Three months ago, I compiled some data from Tessie and crunched the numbers. The time has come to revisit the battery health of my Tesla.
My Tesla is now at 99,085 miles. As a reminder I have a Tesla Model 3 Standard Range Plus (2020). I previously calculated my total degradation of about 18.4% from the original EPA rating (250 miles → 204 miles), with approximately 5.1% occurring during my tracking period of nearly 37,000 miles.
On or around April 24, 2025, I ran a battery health test which essentially drains your battery to 0, forces a BMS recalibration, and charges it back to 100. This essentially, makes the Tesla relearn all the things about your battery.
From April 24 - May 26th, my range was solid between 200 and 201 miles. On May 26th there was an “event” which suddenly spiked the range to 223 miles only for the range to drop back down to 200 the very next day. I have no idea what this event was and why the reading came in hot.

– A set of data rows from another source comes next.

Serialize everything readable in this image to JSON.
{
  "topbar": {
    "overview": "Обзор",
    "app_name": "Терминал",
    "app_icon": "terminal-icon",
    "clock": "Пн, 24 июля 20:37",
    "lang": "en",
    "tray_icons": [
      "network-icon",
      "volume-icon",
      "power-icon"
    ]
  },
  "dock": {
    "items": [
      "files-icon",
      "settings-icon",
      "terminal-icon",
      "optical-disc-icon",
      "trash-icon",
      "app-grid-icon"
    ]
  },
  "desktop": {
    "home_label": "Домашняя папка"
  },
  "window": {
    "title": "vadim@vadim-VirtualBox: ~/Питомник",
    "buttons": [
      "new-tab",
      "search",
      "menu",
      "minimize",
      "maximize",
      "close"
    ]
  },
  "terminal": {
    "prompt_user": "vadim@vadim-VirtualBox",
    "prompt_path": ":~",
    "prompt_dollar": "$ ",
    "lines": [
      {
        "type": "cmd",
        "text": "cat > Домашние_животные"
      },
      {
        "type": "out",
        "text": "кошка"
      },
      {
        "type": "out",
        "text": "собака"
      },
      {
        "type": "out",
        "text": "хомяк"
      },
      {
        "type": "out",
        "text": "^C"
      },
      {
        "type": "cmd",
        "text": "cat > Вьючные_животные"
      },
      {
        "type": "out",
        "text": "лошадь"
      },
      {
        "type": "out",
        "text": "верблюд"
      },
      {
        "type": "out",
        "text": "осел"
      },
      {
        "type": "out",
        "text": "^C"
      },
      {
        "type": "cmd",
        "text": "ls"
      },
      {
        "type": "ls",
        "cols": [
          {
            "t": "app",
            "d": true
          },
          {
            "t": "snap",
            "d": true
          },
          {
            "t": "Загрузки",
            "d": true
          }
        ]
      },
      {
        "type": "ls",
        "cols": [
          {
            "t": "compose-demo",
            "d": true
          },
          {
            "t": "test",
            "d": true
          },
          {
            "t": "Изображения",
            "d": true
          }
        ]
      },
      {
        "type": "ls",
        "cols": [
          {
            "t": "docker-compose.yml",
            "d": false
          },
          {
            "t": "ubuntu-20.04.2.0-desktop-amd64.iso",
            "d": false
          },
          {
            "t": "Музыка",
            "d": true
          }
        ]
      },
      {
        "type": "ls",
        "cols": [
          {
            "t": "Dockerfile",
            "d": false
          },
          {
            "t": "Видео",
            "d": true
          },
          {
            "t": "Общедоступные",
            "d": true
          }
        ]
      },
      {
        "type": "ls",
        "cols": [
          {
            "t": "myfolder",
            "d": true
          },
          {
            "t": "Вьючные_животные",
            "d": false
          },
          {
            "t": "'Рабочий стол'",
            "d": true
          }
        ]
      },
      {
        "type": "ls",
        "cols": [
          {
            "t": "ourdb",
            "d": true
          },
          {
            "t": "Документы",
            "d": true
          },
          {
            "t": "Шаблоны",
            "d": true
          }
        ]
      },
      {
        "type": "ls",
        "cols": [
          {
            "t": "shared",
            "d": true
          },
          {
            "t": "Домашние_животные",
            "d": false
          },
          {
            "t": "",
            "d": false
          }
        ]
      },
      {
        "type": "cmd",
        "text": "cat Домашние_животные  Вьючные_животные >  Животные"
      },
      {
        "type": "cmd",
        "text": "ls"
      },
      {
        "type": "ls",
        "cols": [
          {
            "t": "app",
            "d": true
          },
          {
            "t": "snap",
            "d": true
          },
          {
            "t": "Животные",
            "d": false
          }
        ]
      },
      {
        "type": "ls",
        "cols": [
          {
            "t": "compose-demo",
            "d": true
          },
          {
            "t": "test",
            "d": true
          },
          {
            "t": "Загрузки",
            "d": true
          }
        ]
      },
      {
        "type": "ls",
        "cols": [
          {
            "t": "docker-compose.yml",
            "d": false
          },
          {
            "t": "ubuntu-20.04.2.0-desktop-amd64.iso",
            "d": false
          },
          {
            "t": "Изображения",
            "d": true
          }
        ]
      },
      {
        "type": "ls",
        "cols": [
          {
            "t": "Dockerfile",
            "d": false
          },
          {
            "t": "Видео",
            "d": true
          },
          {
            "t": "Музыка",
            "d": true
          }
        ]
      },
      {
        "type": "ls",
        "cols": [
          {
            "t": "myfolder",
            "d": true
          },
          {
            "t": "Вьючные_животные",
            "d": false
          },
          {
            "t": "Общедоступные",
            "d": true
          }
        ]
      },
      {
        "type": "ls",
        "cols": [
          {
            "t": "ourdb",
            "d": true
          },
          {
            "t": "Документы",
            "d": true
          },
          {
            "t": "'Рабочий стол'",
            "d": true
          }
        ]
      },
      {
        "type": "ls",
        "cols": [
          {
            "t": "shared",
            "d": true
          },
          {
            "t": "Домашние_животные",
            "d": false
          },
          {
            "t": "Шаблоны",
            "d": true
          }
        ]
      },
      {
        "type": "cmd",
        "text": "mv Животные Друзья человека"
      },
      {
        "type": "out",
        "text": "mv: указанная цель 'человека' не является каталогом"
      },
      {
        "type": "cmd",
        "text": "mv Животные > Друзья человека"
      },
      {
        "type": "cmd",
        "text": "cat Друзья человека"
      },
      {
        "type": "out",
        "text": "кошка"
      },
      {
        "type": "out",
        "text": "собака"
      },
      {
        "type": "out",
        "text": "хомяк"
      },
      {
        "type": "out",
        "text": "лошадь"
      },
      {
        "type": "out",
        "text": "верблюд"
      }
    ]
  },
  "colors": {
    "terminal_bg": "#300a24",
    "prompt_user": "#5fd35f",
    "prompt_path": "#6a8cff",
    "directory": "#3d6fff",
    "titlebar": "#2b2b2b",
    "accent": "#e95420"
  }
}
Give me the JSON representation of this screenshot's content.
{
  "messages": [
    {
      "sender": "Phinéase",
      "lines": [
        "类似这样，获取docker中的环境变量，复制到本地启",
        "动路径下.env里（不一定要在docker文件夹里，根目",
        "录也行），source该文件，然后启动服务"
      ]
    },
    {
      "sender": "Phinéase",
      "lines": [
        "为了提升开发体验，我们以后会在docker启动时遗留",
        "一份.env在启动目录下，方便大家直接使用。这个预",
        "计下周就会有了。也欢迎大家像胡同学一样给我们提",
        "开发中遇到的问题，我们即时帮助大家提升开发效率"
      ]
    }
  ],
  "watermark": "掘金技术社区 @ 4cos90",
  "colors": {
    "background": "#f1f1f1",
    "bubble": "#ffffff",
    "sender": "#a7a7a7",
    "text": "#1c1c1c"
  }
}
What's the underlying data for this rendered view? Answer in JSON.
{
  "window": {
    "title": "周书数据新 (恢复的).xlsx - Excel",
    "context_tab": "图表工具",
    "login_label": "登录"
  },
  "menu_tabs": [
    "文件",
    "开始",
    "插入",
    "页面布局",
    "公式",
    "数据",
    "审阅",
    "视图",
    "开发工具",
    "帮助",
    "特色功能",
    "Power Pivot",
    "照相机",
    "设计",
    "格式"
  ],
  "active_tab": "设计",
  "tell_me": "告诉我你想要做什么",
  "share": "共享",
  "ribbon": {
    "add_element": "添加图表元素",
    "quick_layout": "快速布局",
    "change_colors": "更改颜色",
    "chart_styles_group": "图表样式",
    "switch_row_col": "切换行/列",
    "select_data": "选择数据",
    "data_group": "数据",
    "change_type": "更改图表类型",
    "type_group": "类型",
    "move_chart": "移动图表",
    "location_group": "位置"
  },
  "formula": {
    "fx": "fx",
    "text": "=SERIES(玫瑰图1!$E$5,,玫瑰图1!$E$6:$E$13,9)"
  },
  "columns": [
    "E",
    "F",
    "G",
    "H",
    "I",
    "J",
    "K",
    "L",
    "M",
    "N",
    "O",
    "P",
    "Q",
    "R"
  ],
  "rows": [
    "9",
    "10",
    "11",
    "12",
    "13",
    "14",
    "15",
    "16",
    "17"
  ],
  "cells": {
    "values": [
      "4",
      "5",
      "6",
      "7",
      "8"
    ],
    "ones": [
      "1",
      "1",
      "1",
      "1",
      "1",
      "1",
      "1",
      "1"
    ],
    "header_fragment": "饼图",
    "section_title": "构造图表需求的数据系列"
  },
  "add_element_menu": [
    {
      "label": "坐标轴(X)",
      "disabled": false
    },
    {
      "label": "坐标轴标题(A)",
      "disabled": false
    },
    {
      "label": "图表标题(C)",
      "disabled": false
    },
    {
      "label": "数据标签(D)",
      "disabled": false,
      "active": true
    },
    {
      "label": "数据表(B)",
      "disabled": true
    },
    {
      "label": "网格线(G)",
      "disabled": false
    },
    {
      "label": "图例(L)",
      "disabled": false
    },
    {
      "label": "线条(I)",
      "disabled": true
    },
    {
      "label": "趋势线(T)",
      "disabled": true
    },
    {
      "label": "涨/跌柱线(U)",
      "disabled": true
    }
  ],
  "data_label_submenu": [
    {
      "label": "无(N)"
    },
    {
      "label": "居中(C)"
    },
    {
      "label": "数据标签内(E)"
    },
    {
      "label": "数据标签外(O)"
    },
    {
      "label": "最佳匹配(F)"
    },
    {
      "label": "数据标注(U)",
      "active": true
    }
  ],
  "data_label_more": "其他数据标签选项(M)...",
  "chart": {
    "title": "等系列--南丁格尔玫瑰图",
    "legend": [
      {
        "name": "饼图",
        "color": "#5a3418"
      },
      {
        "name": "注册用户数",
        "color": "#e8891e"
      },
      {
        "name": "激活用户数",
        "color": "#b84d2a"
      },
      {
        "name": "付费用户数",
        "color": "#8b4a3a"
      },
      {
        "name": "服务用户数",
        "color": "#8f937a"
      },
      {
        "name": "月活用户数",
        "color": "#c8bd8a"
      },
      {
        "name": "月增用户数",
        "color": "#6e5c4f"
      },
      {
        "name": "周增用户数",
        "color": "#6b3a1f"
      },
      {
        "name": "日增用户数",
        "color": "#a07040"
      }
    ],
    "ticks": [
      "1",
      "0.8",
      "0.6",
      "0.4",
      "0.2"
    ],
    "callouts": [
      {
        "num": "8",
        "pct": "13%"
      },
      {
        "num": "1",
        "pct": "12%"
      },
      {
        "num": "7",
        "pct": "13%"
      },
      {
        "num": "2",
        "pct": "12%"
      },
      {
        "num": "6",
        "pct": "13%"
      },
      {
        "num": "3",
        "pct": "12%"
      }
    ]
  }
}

Today, I had a similar shocking reading. The range showed as 244.4 miles (97.8% of EPA rating)! I am kind of shocked and amused. There is no way the battery is at only 2% total degradation.
The chart now looks like this:
Taking out those two anomalies, after the battery health test and the BMS recalibration, the battery is now pretty stable at 200 miles range.
Degradation rate: 1.94% per 10k miles (better than Tesla's 2-3% projections)
Current retention: 80% of EPA rating after 44k miles
Monthly degradation: Only 0.423% per month
Projected lifespan: Will reach 70% capacity around 150k-175k miles
All is on track and the battery is degrading at an excellent rate.
I can only conclude that the "boost events" were just the BMS getting confused during charging and then settling back to accurate readings??
I guess the TL;DR is, after the battery recalibration, the range is now within a single mile at each reading (aside from the wild readings).
On a Tessie chart you can see exactly when the recalibration took place:
Anyway. This was fun for me if not for anyone else.